Un Pape aimé et aimant
Les surnoms affectueux donnés à ce Pape étaient nombreux : « le Pape bon », « le Pape au sourire », « le curé du monde ». Cela montre la proximité et la douceur de Jean-Paul Ier qui voulait faire des audiences générales du mercredi, « une véritable catéchèse adaptée au monde moderne ». Il a d’ailleurs commencé ses catéchèses par le thème de la famille. Ce « catéchiste incomparable » avait pu délivrer 4 audiences. Le père Gérard Pelletier, historien de l’Église, précise que c’est le premier pape à avoir improvisé toute une audience, sans lire ses notes.
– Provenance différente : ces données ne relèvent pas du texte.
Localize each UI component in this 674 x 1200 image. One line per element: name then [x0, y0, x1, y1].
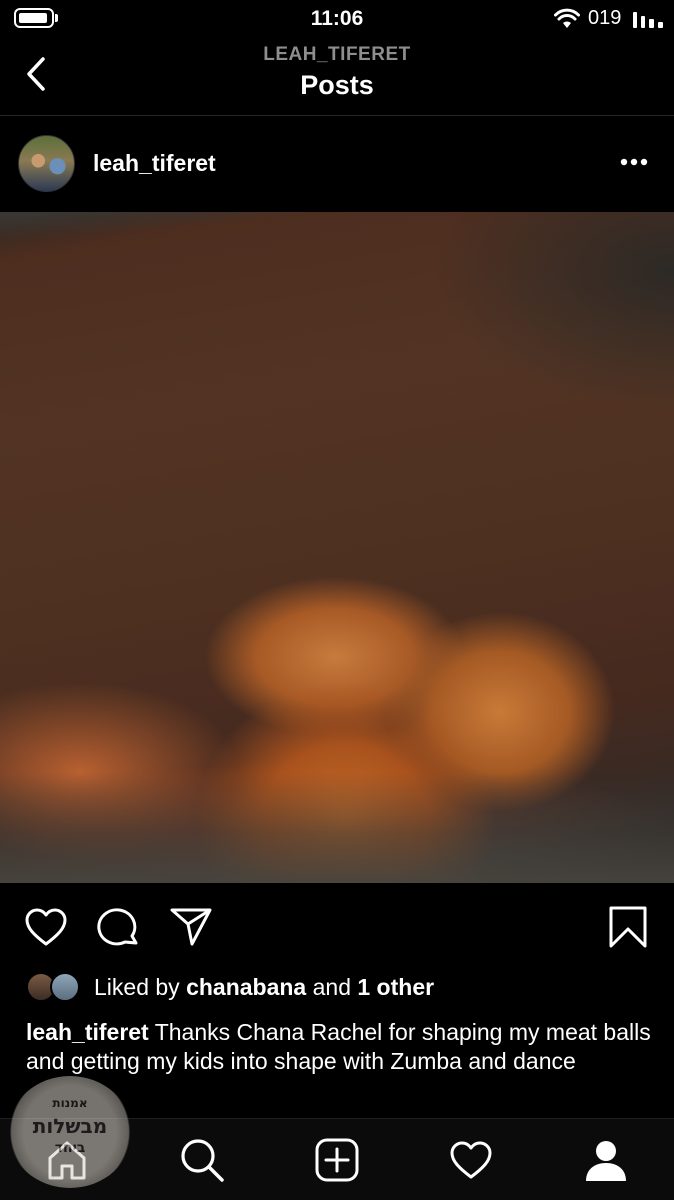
liker-username[interactable]: chanabana [186, 974, 306, 1000]
add-post-icon [315, 1138, 359, 1182]
page-title: Posts [300, 70, 374, 100]
pan-rim [0, 212, 674, 883]
more-horizontal-icon [620, 158, 648, 166]
tab-profile[interactable] [579, 1133, 633, 1187]
post-header: leah_tiferet [0, 116, 674, 212]
save-button[interactable] [604, 903, 652, 951]
share-icon [170, 908, 212, 946]
search-icon [181, 1139, 224, 1182]
tab-search[interactable] [175, 1133, 229, 1187]
like-button[interactable] [22, 903, 70, 951]
likes-prefix: Liked by [94, 974, 180, 1000]
likes-summary[interactable]: Liked by chanabana and 1 other [26, 968, 656, 1008]
status-bar: 11:06 019 [0, 0, 674, 38]
watermark-line: ביחד [54, 1140, 86, 1156]
carrier-label: 019 [588, 7, 622, 29]
likes-text: Liked by chanabana and 1 other [94, 974, 434, 1001]
wifi-icon [554, 8, 580, 28]
nav-header: LEAH_TIFERET Posts [0, 38, 674, 116]
profile-icon [586, 1141, 626, 1181]
activity-heart-icon [450, 1141, 492, 1179]
author-avatar[interactable] [18, 135, 75, 192]
liker-avatar [50, 972, 80, 1002]
tab-activity[interactable] [444, 1133, 498, 1187]
signal-icon [633, 12, 663, 28]
post-actions [0, 883, 674, 971]
heart-icon [25, 908, 67, 946]
likes-others[interactable]: 1 other [357, 974, 434, 1000]
likes-joiner: and [312, 974, 351, 1000]
post-author[interactable]: leah_tiferet [93, 150, 216, 177]
more-button[interactable] [610, 148, 658, 176]
post-caption: leah_tiferet Thanks Chana Rachel for sha… [26, 1018, 656, 1076]
caption-author[interactable]: leah_tiferet [26, 1019, 149, 1045]
share-button[interactable] [167, 903, 215, 951]
comment-icon [97, 908, 138, 946]
post-image[interactable] [0, 212, 674, 883]
watermark-line: מבשלות [32, 1114, 108, 1138]
watermark-line: אמנות [52, 1096, 88, 1110]
bookmark-icon [609, 906, 647, 948]
comment-button[interactable] [95, 903, 143, 951]
watermark-logo: אמנות מבשלות ביחד [8, 1076, 132, 1188]
tab-new-post[interactable] [310, 1133, 364, 1187]
header-username: LEAH_TIFERET [263, 44, 411, 65]
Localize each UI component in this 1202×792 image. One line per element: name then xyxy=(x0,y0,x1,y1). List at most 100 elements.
Attaché à être proche de tous, il avait déclaré aux Romains : « Je puis vous assurer que je vous aime, que je désire seulement entrer à votre service et mettre à votre disposition toutes mes pauvres forces, le peu que j’ai et le peu que je suis ». Le père José Dabusti, qui a prié pour la guérison de la petite fille argentine de 11 ans (cf. encadré à la page précédente), avait été « frappé par la joie et l’expression du visage de Jean-Paul Ier et en outre, par son humilité ». Le père Pelletier souligne que ce pape était avant tout un pasteur et qu’il n’était pas issu de la curie romaine contrairement à ses prédécesseurs directs.
Attentif aux autres
Miséricorde et attention aux autres sont les recommandations qui reviennent fréquemment dans les discours de Jean-Paul Ier. « Aucun péché n’est trop grand » affirmait-il, « une misère finie, quand bien même elle serait énorme, pourra toujours être couverte d’une miséricorde infinie ». Pour sa nièce, Pia Luciani, son oncle avait toujours été considéré comme un saint, même de son vivant. Il était patient, avait beaucoup d’attention pour les pauvres. Soucieux de leur sort, il souhaitait un « salaire équitable » pour le monde du travail. Il avait le projet d’écrire une encyclique intitulée Les pauvres et la pauvreté dans le Monde. Ainsi, Jean-Paul Ier a su « avant tout transmettre avec des accents de rare efficacité et d’humanité authentique l’amour de Dieu. Il a rendu visible, par ses paroles et par sa vie, la tendresse et la miséricorde dans sa proximité avec tout le monde (…). Je crois que François complète, ou poursuit ce que Luciani avait commencé », relève Stefania Falasca, vice-postulatrice de la cause de béatification de Jean-Paul Ier. Celui qui est caché entre les longs pontificats de Paul VI et Jean-Paul II mérite toute notre attention et notre gratitude.